== Progress ==
* Tried a number of testcases for the shuffles . Needed to add support to the C++ frontend for the __builtin_shuffle support. Fortunately there existed a patch - I tested it and it looked good. Committed upstream. However the original author had some concerns whether it would work in C++ or not but we shall see. The OP is concerned that it might break C++11 and constexpr which need to be looked at . * Briefly investigated a regression with Linaro GCC 4.6 with Neon intrinsics.
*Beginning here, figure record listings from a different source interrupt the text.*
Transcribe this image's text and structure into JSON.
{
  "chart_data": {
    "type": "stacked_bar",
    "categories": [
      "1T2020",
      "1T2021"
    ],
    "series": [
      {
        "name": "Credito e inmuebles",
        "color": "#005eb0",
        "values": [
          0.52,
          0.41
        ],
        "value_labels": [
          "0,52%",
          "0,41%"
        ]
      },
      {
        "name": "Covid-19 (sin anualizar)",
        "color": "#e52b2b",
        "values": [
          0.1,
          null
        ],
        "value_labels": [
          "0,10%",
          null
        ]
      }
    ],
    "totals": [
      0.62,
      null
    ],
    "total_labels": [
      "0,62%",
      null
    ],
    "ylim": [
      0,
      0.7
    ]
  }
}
It looks like my patch to allow LTO to proceed has had some fall out . We really need some good tests in the GCC testsuite for intrinsics. * Looked at the Android documents and commented. * Some upstream patch review.
== Plans ==
* Follow on the C++11 issues with the __builtin_shuffle patch if any. * Commit the __builtin_shuffle variation of the neon intrinsics patch into FSF 4.8. The improvements obtained are real and nice atleast for the testcases that we could see after finishing up the testcases. * There is some follow-up work which should tie in nicely with costs rework - lower-subreg ends up splitting things a bit badly in some cases with vld4 style intrinsics and for V4SF copies. So it's better we try to get the costs right. I suspect this might be harming us in a few cases with auto-vectorized code as well. Especially where we vectorize with the large vldn instructions. * Investigate the 4.6 regression with Neon intrinsics. * Auto-inc-dec scheduler work.